Das Zentrum für Bildungsforschung und Lehrerbildung (PLAZ) hat sich deshalb zusammen mit den Lehrenden der Universität Paderborn auf den Weg gemacht, Standards für die Lehrerausbildung zu formulieren, zu implementieren, zu überprüfen und ggf. zu revidieren. Die Implementierung von Standards und Kompetenzen geschieht in Paderborn vor dem Hintergrund eines Leitbildes für die Lehrerausbildung. Danach soll das Studium die Studierenden darin unterstützen, die wissenschaftlichen Grundlagen für die Wahrnehmung von Bildungs-, Erziehungs- und Schulentwicklungsaufgaben zu erwerben und eine forschende Grundhaltung aufzubauen. Sie sollen erste praktische Erfahrungen im Hinblick auf berufliche Aufgaben gewinnen sowie Persönlichkeitseigenschaften, die für den Lehrberuf wichtig sind, weiterentwickeln.
In einem ersten Schritt hat das PLAZ in Zusammenarbeit mit Vertreterinnen und Vertretern der Fakultäten und der Fächer sowie dem Präsidium (damals noch Rektorat) ein Positionspapier zu „Standards, Qualität und Leitbild der Lehrerausbildung“ erstellt. Hierin wird vorgeschlagen, Standards aus der Verknüpfung von Inhalts- und Kompetenzbereichen zu gewinnen, indem 1. Inhalts- und Kompetenzbereiche bestimmt, 2. hieraus Themen entwickelt, 3. diese Modulen zugeordnet und 4. hierfür Standards festgelegt werden. Dadurch soll einerseits die wissenschaftliche Fundierung des Lehramtsstudiums gewährleistet und andererseits eine Orientierung am Berufsfeld Schule ermöglicht werden.

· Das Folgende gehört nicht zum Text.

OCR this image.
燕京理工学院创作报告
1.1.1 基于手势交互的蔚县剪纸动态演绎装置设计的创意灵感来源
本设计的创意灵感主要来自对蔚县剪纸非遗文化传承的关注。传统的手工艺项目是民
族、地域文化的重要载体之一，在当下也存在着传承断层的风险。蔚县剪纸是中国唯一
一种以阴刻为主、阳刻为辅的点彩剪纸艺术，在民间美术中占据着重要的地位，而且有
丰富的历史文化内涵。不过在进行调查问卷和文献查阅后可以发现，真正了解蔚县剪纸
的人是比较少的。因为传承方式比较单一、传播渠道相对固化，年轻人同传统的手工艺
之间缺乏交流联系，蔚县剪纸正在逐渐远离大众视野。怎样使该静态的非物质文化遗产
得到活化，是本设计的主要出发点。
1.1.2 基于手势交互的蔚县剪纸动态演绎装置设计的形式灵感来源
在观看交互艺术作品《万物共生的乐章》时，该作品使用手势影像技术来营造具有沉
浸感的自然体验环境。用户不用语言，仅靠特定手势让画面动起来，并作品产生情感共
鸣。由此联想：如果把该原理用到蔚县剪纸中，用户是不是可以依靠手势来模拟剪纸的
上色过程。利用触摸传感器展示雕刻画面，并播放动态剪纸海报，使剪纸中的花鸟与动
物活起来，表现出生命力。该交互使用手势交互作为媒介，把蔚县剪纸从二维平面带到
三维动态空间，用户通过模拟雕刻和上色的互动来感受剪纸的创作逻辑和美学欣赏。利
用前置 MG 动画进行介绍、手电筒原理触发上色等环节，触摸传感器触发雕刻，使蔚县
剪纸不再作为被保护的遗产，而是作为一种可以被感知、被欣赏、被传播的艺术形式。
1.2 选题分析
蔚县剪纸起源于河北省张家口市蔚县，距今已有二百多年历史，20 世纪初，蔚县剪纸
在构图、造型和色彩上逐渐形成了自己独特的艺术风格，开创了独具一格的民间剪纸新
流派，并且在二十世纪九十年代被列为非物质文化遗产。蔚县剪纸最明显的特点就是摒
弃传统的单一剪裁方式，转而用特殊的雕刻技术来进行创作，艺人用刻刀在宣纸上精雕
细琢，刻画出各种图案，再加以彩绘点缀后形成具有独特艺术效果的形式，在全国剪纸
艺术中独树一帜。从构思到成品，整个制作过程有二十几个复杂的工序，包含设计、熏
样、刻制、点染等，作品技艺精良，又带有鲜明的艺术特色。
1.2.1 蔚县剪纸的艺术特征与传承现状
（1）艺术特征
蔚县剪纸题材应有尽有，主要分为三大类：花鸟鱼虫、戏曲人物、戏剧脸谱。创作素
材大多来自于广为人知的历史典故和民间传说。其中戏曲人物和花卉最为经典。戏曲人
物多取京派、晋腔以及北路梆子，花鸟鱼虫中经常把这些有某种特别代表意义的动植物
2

Diese Überlegungen flossen schon mit der LPO 2003 in die Entwicklung der hochschulweit abgestimmten Rahmenstudienordnung ein, in der ein besonderer Schwerpunkt auf die Orientierung an Kompetenzen gelegt wurde. Im Rahmen der Paderborner Ausgestaltung zur Reform der lehrerbildung in NRW wurde die Kompetenzorientierung intensiviert. Auf Grundlage der Rahmenstudienordnung wurde mittlerweile ein Großteil der fachspezifischen Studienordnungen - teilweise mit Unterstützung des PLAZ - entwickelt und verabschiedet.

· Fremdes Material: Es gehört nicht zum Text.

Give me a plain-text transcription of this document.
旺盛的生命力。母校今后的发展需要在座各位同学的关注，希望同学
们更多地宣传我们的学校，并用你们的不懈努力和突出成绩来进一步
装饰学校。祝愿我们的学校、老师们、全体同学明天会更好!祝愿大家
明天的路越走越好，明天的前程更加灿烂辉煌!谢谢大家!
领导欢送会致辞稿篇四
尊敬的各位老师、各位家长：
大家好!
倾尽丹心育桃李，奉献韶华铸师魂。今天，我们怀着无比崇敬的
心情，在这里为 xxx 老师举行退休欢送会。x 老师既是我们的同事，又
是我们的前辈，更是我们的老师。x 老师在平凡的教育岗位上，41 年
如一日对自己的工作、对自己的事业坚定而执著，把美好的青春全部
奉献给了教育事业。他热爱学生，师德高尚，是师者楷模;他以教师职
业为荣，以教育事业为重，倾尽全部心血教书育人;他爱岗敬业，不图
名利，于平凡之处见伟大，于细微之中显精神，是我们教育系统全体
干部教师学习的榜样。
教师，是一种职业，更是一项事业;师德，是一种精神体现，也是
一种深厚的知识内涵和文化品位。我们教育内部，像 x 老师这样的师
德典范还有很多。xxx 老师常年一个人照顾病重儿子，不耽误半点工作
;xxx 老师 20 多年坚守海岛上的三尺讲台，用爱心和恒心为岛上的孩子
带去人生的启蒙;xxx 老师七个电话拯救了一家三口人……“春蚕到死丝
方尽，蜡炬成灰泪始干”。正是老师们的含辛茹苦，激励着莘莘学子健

Die Orientierung an Kompetenzen wurde darüber hinaus ebenfalls ein Merkmal bei der Entwicklung von Profilen, die im Rahmen des Lehramtsstudiums erworben werden können sowie bei der Entwicklung eines phasenübergreifenden Portfolios, dass in Abstimmung mit der zweiten Ausbildungsphase und Schulleitungen entwickelt wurde.

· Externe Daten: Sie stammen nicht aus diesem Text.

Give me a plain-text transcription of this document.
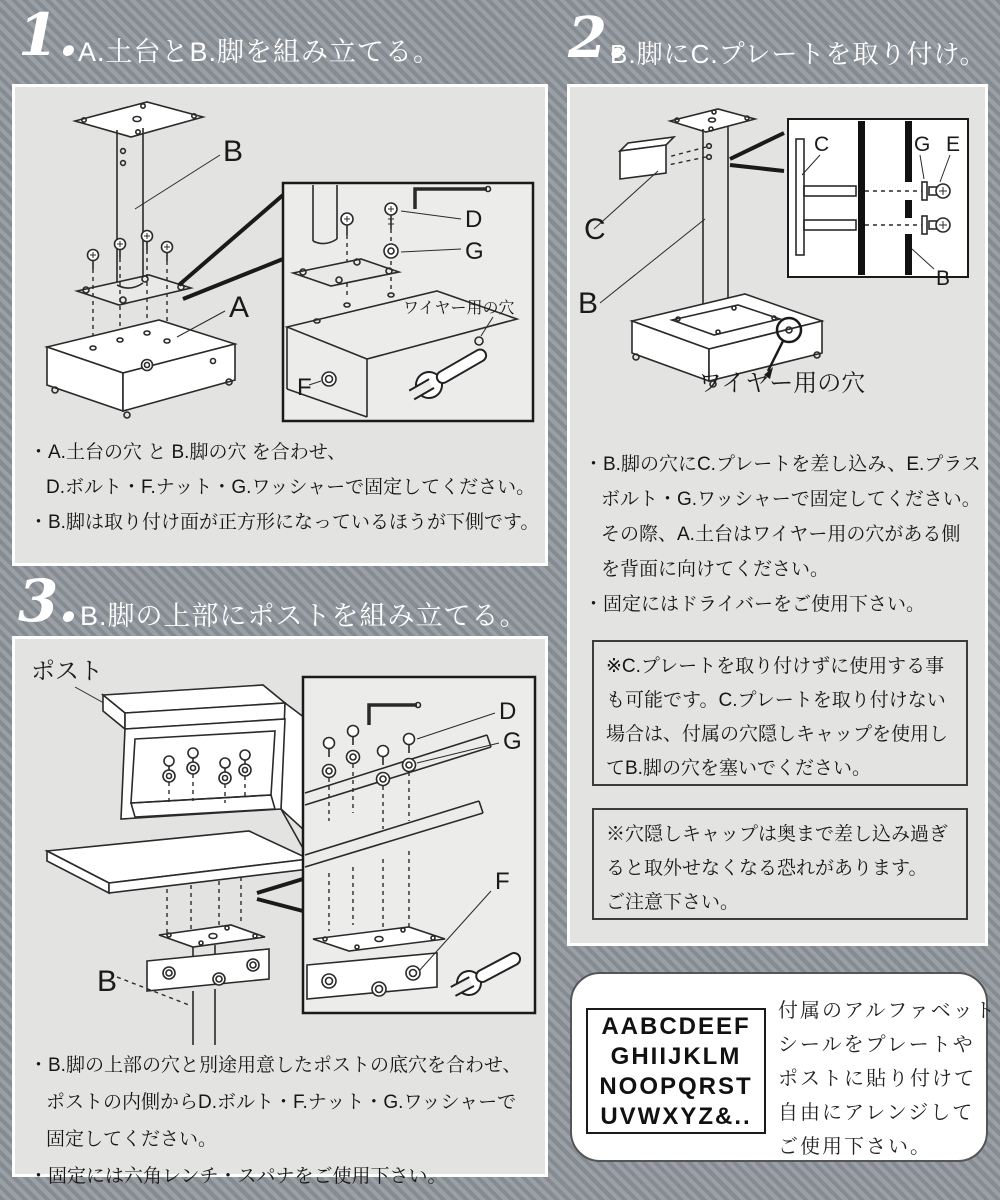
1. A.土台とB.脚を組み立てる。 2.
B.脚にC.プレートを取り付け。
3. B.脚の上部にポストを組み立てる。
B
A
D
G
ワイヤー用の穴
F
・A.土台の穴 と B.脚の穴 を合わせ、
D.ボルト・F.ナット・G.ワッシャーで固定してください。
・B.脚は取り付け面が正方形になっているほうが下側です。
C
B
ワイヤー用の穴
C	G E
B
・B.脚の穴にC.プレートを差し込み、E.プラス
ボルト・G.ワッシャーで固定してください。
その際、A.土台はワイヤー用の穴がある側
を背面に向けてください。
・固定にはドライバーをご使用下さい。
※C.プレートを取り付けずに使用する事
も可能です。C.プレートを取り付けない
場合は、付属の穴隠しキャップを使用し
てB.脚の穴を塞いでください。
※穴隠しキャップは奥まで差し込み過ぎ
ると取外せなくなる恐れがあります。
ご注意下さい。
ポスト
B
D
G
F
・B.脚の上部の穴と別途用意したポストの底穴を合わせ、
ポストの内側からD.ボルト・F.ナット・G.ワッシャーで
固定してください。
・固定には六角レンチ・スパナをご使用下さい。
AABCDEEF
GHIIJKLM
NOOPQRST
UVWXYZ&..
付属のアルファベット
シールをプレートや
ポストに貼り付けて
自由にアレンジして
ご使用下さい。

Der wissenschaftliche Diskurs zu diesem Thema wurde im Rahmen einer vom PLAZ zusammen mit dem Stifterverband für die Deutsche Wissenschaft und der Stiftung Mercator ausgerichteten Tagung zu "Standards und Kompetenzen – neue Qualität in der Lehrerausbildung?" gesucht. Ergebnisse dieses Diskurses fließen in den weiteren Entwicklungsprozess an der Universität Paderborn mit ein.